Stage Confidence Range Meaning
new < 40% Untested or recently failed — needs full attention
growing 40% – 70% Building confidence — still needs regular testing
mature 70% – 90% Well-tested — lighter coverage is appropriate
legacy ≥ 90% Proven reliable — minimal additional testing needed

Retirement

An area is retired when both conditions are met:

  1. Confidence ≥ 0.95
  2. Test count ≥ 15

The dual gate prevents false retirement from a lucky streak on a new, under-tested area. After ~15 clean passes (~95% confidence), the area is genuinely proven.

Retired areas are: - Written to .teststop/retired.json - Marked "retired": true in memory.json - Excluded from future mandate generation - Never deleted — they remain as a historical record

If a retired area regresses (introduced in the mandate again with failures), it immediately loses its retired status on the next run.


The Memory File

.teststop/memory.json is a human-readable JSON file. Here's an example after several runs:

{
  "areas": {
    "auth": {
      "name": "auth",
      "confidence": 0.6156,
      "test_count": 5,
      "pass_count": 5,
      "fail_count": 0,
      "last_tested_at": "2025-05-21T10:30:00Z",
      "maturity_stage": "growing",
      "retired": false
    },
    "checkout": {
      "name": "checkout",
      "confidence": 0.3439,
      "test_count": 2,
      "pass_count": 2,
      "fail_count": 0,
      "last_tested_at": "2025-05-21T10:30:00Z",
      "maturity_stage": "new",
      "retired": false
    }
  },
  "created_at": "2025-05-21T10:00:00Z",
  "updated_at": "2025-05-21T10:30:00Z",
  "version": 1
}

What to Commit

Commit memory.json — it's the accumulated proof that your system works. Your team shares the same confidence baseline when you check it in.

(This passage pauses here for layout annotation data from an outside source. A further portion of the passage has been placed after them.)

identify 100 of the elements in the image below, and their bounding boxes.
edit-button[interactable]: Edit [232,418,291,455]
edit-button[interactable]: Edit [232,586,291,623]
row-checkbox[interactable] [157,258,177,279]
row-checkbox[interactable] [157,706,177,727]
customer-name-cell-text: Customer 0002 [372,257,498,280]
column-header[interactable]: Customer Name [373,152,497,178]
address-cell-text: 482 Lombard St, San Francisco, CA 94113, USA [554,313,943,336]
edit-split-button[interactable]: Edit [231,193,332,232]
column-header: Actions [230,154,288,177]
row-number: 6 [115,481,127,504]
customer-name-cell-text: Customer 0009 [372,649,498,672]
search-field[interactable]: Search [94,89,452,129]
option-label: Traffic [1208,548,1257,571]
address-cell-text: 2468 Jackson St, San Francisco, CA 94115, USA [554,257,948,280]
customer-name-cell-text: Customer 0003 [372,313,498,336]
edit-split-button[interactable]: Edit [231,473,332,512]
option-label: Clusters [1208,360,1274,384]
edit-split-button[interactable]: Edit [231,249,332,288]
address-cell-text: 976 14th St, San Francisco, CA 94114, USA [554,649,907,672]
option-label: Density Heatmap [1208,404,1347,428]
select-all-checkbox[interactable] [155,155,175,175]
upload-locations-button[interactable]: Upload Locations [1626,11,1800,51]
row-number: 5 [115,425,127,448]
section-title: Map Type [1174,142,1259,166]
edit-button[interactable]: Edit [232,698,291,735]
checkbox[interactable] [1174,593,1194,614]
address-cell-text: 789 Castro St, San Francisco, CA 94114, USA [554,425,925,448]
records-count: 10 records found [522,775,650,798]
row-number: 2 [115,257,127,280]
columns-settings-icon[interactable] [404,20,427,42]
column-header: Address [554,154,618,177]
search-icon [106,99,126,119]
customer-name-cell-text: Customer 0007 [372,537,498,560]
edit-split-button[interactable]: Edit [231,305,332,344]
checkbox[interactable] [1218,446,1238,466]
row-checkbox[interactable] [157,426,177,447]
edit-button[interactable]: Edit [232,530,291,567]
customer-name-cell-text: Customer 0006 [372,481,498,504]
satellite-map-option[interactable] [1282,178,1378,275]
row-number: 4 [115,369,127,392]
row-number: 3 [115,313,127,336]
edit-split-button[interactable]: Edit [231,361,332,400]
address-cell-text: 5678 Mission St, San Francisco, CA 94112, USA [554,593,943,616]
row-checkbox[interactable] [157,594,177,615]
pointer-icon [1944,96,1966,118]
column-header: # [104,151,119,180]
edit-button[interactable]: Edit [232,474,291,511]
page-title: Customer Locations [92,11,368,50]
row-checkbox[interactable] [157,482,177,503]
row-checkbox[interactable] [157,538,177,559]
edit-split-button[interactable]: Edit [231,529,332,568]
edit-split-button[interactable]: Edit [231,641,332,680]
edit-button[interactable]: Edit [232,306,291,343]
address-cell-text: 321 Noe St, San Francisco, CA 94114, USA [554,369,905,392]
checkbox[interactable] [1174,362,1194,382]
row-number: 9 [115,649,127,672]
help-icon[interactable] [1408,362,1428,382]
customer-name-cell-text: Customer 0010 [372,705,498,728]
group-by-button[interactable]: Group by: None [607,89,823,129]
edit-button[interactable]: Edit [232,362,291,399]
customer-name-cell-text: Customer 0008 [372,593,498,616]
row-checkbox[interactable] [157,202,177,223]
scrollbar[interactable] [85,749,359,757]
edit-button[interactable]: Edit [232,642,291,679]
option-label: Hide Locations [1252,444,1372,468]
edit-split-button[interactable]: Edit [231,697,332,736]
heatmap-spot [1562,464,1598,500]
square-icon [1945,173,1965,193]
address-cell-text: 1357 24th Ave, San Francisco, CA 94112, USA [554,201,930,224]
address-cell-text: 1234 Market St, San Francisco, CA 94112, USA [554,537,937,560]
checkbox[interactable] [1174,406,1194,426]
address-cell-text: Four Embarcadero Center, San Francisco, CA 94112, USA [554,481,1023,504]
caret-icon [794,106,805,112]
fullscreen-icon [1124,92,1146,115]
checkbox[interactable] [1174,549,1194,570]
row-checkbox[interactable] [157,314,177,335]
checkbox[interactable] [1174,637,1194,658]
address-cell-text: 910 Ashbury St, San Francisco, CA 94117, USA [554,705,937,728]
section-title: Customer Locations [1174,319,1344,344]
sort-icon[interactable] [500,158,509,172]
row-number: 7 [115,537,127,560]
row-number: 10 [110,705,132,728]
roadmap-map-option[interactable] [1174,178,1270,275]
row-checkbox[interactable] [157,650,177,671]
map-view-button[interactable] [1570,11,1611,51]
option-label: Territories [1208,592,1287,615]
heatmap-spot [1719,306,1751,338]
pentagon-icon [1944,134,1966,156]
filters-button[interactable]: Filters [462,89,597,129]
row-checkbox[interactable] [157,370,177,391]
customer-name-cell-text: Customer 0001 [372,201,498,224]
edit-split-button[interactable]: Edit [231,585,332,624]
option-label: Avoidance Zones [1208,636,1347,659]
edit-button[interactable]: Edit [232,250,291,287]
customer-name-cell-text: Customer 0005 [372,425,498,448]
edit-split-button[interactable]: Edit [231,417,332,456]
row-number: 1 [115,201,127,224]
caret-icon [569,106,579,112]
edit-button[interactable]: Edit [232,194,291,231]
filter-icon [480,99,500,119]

Do not commit .teststop/runs/ — run history is gitignored by default.

Suggested .gitignore additions (teststop adds these automatically):

.teststop/runs/

Keep:

.teststop/memory.json     ← commit this
.teststop/retired.json    ← commit this

Memory Commands

# Show confidence state as a table
teststop status

# Show raw memory.json (pretty-printed)
teststop memory

# Reset memory (with confirmation)
teststop memory --reset

# Skip confirmation prompt
teststop memory --reset --yes

How the Mandate Uses Memory

The memory drives how aggressively each area gets tested:

  • Volatile areas (< 75% confidence) → the mandate says "focus here, these are unproven"
  • Stable areas (≥ 95% confidence) → the mandate says "these are proven, reduce coverage"
  • Retired areas → not mentioned in the mandate at all

This means the AI naturally generates more scenarios for weak areas and fewer for strong ones — without you configuring anything.


Resetting Memory

If you've made significant changes to a system area and want teststop to re-evaluate it from scratch:

teststop memory --reset --yes

This deletes memory.json and retired.json. The next run starts from zero confidence on all areas.

Warning

Resetting memory deletes all accumulated confidence proof. Only do this after major refactors or when you want a clean slate. The historical data cannot be recovered after reset.